If we take an informal survey of the half-mile radius around JFK/UMASS station, we find the following communities intermixing: Irish Americans, Polish Americans, Vietnamese Americans, English Americans (hello), Cape Verdean Americans, African Americans, Latin Americans. All of these ethnic groups have lived side by side for varying amounts of time. Alongside the native born and naturalized citizens are recent immigrants for the above places, as well as from many more places, on their way to attaining voting rights.
This polyglot mishmash is partly due to the proximity of the university. Part of it is due to the vicinity of the T station. Part of it is due to longstanding population trends, local, national, and international. This part of Dorchester attracts foreigners, whether from outside America or from outside the Dot.
North Dorchester is uniquely situated. The Red Line splits at JFK/UMASS, so it is served by double the trains as other stops further down the line. There is ready access to I-93. The beach is short walk away. Downtown Boston is a fifteen minute bicycle ride. Brigham Circle is twenty minutes. Housing, though not as affordable as further south, is very reasonable compared to just a bit further north or a bit further west along Mass. Ave.
If you figure three apartments for every thirty-five feet of street frontage and conservatively estimate three people per apartment, it is is clear that the population housed in Dorchester's warren of streets is dense. It is as varied as it is both compact and sprawling. People of different backgrounds, cultures and income brackets are stacked atop each other and side by side. There are few fences but there are plenty of good neighbors. Proximity breed bonhomie.
It is a vibrant place's nature to evolve; sometimes quickly, sometimes slowly. From what I can gather the most recent sea change hereabouts occurred thirty or so years ago. That seemed to be the tipping point, but it is completely notional. Changes happened before and they certainly haven't stopped. It is neither good nor bad, though regular readers know that my stance is that Dorchester, overall, is good. These changes were not unique to Dorchester, nor to Boston. The American fabric was rewoven in one direction: suburban. Those threads show signs of fraying, but that is a subject for another digression.
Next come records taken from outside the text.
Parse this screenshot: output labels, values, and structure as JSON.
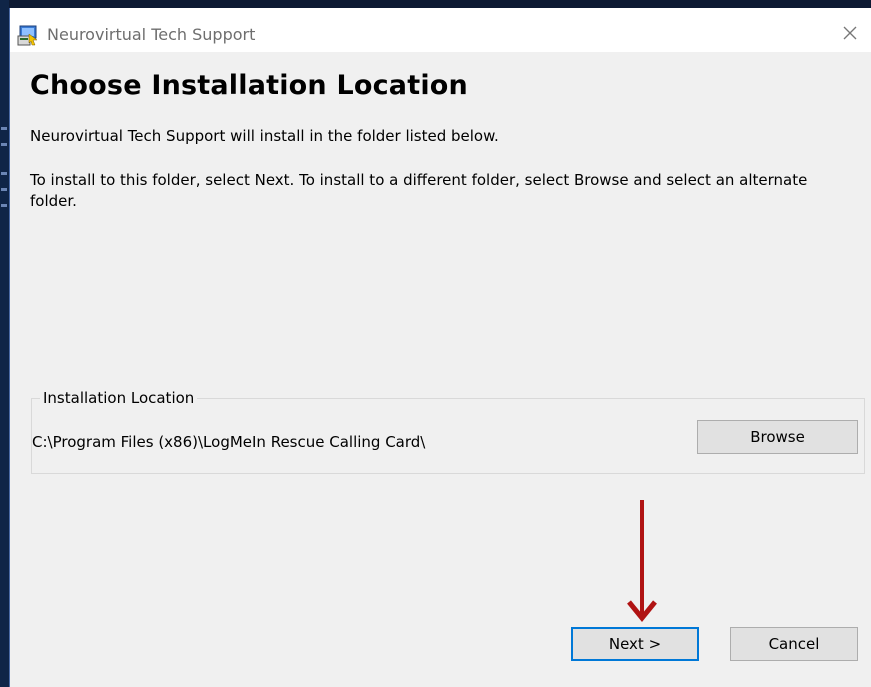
{
  "window": {
    "title": "Neurovirtual Tech Support",
    "app_icon": "installer-icon",
    "close_icon": "close-icon"
  },
  "page": {
    "heading": "Choose Installation Location",
    "description_line1": "Neurovirtual Tech Support will install in the folder listed below.",
    "description_line2": "To install to this folder, select Next.  To install to a different folder, select Browse and select an alternate folder."
  },
  "location_group": {
    "label": "Installation Location",
    "path": "C:\\Program Files (x86)\\LogMeIn Rescue Calling Card\\",
    "browse_label": "Browse"
  },
  "footer": {
    "next_label": "Next >",
    "cancel_label": "Cancel"
  },
  "annotation": {
    "arrow_icon": "down-arrow-icon",
    "arrow_color": "#b01313"
  },
  "colors": {
    "focus_border": "#0078d7",
    "dialog_bg": "#f0f0f0",
    "button_bg": "#e1e1e1"
  }
}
Saint William Church at 1048 Dot Avenue has changed denominations. Previously a longstanding Roman Catholic Church, so longstanding that the adjacent St. William Street is named for it, the Diocese of Boston put the property up for sale. This was done for a number of reasons, but no doubt declining attendance was a factor in making the decision.
The sign out front now reads, Waymark Seventh Day Adventist Church. The congregation is mostly black, with many parishioners hailing from the West Indies. Many of them live in Roxbury, where their church was located before. Now that their spiritual home base is on Dot Ave and they become more familiar with the surroundings, will it only be a matter of time before Columbia/Savin Hill becomes a Trinidadian Adventist enclave?
Both better and worse things have happened, depending on your point of view. Embracing the inevitable arrival of newcomers makes a neighborhood strong. No gated community, the Dot. It both a part of a larger city and also a small town writ large. Some parts of Boston resemble a time capsule, preserved and ossified as tourist attractions; a petrified city.
Dorchester's motto matches that of the state of Connecticut: Qui Transtulit Sustinet. Who transplants sustains. Who transplants in Dorchester thrives. It is a land of opportunity where people mainly get along.